Unlike other recent professional representative meetings, there was little appetite for strike action by doctors in response to pay cuts and the loss of allowances. Indeed individual hospital consultants indicated they would accept a pay freeze if the money saved went directly to patient care. Instead a palpable concern for patient safety permeated the conference.
Victims of cancer misdiagnosis such as the late Suzie Long, Ann Moriarty and Edel Kelly were emblematic of the health policy failings of Government and the Health Service Executive (HSE), doctors were told. IMO chief executive, George McNeice warned of the dangers of indiscriminate health service rationing in response to fiscal pressures. “It will inevitably lead to a sicker population – now and for many years to come,” he said. And former IMO president Dr Christine O’Malley said the logical implication of the recent Health Information and Quality Authority (Hiqa) report into Ennis hospital was for GPs to refuse to refer patients to the State’s smaller hospitals on safety grounds.

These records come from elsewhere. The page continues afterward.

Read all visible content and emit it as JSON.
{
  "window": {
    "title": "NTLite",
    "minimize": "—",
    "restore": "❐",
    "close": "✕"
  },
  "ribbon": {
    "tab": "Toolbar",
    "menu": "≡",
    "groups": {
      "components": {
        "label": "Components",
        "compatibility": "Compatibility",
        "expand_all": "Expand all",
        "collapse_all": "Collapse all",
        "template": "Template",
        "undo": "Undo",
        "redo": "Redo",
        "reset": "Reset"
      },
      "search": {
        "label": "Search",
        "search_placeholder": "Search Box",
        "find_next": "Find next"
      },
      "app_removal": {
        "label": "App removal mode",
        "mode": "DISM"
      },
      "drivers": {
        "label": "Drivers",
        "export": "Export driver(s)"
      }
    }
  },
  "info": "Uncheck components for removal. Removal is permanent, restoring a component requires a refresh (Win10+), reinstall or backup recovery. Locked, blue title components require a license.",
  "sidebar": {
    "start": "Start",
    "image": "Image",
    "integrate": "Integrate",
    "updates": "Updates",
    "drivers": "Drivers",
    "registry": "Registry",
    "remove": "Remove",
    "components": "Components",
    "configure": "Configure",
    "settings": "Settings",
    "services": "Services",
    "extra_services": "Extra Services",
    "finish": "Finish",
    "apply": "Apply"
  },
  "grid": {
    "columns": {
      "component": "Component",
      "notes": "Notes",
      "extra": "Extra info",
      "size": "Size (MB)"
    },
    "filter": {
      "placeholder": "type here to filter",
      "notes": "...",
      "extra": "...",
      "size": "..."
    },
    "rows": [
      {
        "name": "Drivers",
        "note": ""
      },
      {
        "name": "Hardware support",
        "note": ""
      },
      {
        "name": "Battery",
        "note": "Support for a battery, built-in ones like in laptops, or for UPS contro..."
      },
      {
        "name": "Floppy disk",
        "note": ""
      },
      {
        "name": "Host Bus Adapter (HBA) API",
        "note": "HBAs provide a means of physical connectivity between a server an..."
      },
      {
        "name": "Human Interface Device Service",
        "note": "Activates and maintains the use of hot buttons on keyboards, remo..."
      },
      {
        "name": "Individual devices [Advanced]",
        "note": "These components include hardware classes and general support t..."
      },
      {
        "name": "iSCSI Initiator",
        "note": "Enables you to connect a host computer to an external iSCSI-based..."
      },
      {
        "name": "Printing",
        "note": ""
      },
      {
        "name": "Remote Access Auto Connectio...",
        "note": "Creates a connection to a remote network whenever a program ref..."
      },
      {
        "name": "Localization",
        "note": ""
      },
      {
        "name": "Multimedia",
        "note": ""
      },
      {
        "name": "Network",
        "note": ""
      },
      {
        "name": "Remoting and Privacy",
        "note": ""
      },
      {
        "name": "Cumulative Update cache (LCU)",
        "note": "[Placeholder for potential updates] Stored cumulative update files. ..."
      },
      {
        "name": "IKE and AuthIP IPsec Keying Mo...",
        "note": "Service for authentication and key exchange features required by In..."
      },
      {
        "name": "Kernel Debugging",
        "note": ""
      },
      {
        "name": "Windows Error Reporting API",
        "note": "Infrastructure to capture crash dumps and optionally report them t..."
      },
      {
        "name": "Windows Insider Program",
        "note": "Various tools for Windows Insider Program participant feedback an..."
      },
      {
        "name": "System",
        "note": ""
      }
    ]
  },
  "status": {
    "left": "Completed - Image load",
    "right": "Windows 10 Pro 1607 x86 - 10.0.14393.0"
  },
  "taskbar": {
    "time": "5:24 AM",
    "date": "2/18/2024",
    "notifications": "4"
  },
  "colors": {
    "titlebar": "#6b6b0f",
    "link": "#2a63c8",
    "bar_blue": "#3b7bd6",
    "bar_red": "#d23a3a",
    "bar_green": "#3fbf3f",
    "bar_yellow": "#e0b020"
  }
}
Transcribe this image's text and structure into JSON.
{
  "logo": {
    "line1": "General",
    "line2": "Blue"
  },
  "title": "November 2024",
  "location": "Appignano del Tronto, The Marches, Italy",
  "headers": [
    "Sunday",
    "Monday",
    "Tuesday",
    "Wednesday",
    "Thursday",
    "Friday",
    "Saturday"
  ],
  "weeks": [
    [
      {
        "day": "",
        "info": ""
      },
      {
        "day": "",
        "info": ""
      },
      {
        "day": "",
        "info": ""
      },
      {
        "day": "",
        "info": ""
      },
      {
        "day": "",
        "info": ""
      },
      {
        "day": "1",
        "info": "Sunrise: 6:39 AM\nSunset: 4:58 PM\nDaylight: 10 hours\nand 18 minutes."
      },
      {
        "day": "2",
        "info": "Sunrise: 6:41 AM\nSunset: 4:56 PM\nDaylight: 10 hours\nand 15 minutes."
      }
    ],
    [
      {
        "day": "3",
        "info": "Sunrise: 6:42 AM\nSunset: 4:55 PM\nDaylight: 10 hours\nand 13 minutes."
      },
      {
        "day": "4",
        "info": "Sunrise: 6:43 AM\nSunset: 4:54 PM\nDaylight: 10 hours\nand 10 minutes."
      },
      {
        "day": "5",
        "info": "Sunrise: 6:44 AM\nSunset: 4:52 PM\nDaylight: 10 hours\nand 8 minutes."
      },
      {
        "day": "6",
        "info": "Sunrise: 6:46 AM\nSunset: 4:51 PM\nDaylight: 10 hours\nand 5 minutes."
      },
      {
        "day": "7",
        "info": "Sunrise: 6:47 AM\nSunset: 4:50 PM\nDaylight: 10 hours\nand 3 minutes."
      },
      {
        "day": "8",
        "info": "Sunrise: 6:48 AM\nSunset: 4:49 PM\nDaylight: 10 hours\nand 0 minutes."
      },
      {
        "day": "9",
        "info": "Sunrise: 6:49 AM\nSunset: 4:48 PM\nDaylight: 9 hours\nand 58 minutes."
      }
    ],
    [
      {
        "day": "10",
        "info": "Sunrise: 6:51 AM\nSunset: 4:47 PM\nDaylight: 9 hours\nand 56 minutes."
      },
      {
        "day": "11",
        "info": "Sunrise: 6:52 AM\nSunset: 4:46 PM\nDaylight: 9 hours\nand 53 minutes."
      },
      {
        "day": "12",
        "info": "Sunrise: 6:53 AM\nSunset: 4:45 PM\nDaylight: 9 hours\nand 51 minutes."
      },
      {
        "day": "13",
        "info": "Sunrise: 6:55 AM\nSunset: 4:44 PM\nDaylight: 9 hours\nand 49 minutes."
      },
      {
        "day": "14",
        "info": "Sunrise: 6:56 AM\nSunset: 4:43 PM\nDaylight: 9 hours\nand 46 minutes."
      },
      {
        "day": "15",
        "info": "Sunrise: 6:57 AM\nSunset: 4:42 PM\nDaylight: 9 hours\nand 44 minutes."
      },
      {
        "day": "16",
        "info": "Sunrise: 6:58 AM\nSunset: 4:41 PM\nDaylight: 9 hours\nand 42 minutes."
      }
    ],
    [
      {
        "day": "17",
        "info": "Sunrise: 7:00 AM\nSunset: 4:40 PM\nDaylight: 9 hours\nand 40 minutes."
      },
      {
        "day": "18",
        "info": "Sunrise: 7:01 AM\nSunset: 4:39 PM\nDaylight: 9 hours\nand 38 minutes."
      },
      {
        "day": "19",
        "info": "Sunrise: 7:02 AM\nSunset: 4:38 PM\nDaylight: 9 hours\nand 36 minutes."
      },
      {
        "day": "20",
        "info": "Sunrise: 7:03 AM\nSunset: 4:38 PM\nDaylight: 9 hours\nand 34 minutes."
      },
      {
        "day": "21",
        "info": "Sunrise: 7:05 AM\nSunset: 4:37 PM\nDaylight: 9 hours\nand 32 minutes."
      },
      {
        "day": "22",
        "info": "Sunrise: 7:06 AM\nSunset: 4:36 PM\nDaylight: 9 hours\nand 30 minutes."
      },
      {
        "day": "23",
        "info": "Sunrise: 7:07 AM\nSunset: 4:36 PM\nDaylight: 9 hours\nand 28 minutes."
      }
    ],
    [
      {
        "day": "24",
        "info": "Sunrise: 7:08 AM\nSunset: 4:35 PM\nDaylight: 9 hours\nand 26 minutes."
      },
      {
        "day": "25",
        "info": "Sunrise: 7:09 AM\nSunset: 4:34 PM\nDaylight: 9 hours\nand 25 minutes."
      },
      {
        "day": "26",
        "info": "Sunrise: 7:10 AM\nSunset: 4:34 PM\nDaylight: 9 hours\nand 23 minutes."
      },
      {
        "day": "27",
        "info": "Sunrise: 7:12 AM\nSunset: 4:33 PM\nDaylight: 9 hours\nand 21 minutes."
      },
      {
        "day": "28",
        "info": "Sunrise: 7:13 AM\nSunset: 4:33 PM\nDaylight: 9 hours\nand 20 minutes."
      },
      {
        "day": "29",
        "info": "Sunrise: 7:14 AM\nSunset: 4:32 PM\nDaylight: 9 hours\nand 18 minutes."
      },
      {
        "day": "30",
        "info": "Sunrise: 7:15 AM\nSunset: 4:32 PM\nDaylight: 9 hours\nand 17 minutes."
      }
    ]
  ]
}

During the no confidence motion debate, Government health policy was described as an abject failure. Doctors were reminded they had a role as independent professionals to tell the truth about the state of the Republic’s health service. And in a direct challenge to Mary Harney, the meeting was told the principle of co-locating private hospitals in the grounds of public institutions was ill conceived and “never going to deliver on the principle of giving care based on medical need as opposed to the ability to pay”.
Away from the rhetoric, it was disappointing to hear that the system failure that led to the premature death of Suzie Long from cancer of the colon still poses a real and present danger to patients. That a person with active bleeding from the gastrointestinal tract could be offered a colonoscopy in a public hospital some six months after being referred by their family doctor can only be described as criminal. Luckily, the individual concerned could afford to access private healthcare and three weeks later he was told he had bowel cancer and was successfully operated on. However, a medical card patient living in our second city could wait up to nine months for this essential, life-saving test at one of Cork’s public hospitals.
Unfortunately, the HSE adopted a top-down approach to health reform when it was established. It is only now beginning the essential process of integration. Meanwhile, patient safety is increasingly compromised in an arbitrary health system where life expectancy is too often predicated on where you live and how much money you earn.